The following year Bill Skinner was moved from the Korean POW camp to a Chineese POW camp. His weight was down from 185 to less than 100 pounds at that time, but in the Chineese camp it was even worse. The article says that they were "given some rice, but not enought to stay healthy. It continues:
"Skinner said that there were many missionaries who were taken prisoners during World War II. [sic] 'One time, I was very ill and they fed us only watered-down rice and a missionary traded her dried rice for mine so that I could start eating again.' "

Bill Skinner spent two years in the Chineese camp. He wasn't released until the war was over.

1. Bill Skinner is the grandson of William and Clara Skinner. (See July 11, '06 entry William Otto & Clara Onetta Skinner.)

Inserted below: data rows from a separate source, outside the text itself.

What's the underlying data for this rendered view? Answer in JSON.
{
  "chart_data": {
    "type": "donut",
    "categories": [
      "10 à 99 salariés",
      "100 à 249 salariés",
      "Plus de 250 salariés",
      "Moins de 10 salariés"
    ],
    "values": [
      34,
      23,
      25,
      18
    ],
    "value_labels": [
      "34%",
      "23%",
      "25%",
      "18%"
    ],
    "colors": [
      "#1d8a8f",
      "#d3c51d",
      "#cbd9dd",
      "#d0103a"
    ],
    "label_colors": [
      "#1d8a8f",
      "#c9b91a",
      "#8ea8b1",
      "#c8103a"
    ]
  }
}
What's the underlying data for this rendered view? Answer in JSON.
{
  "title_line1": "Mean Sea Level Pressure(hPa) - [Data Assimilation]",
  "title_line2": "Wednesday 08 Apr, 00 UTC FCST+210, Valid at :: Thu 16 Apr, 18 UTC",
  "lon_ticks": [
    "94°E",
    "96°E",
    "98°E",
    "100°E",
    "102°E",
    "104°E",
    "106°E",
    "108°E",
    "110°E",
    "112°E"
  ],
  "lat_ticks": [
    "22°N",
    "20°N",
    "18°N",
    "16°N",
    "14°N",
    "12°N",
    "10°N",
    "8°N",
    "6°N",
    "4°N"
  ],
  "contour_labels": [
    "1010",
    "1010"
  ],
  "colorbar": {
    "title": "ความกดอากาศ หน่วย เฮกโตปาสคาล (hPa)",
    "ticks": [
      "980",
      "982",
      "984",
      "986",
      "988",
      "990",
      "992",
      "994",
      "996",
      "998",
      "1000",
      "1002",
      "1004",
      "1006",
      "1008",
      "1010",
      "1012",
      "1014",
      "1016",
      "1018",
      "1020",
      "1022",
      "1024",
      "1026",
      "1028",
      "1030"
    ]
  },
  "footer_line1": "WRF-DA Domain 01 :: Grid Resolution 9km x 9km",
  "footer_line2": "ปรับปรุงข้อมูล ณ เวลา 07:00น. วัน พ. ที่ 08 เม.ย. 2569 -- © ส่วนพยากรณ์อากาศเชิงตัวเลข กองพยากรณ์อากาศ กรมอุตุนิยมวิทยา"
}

2. Crystal is an Orlando descendent through Gideon & Sarah (Bennett) Skinner. (See the Feb 26, '06 entry Clover Fork Family ca. 1905.), their son Hayward and his wife Reva (Pritt) and their son, Alan.


  1. Did Mr. Skinner make a mistake when he said "WWII" (regarding missionaries)? Several were taken prisoner by the Chinese during WWII, but they would not likely have been there to help Mr. Skinner. Was he referring to the Korean War?

    Homer Heater

  2. I was surprised about the missionaries still imprisoned from WWII. I hope we can find an answer to your very good question.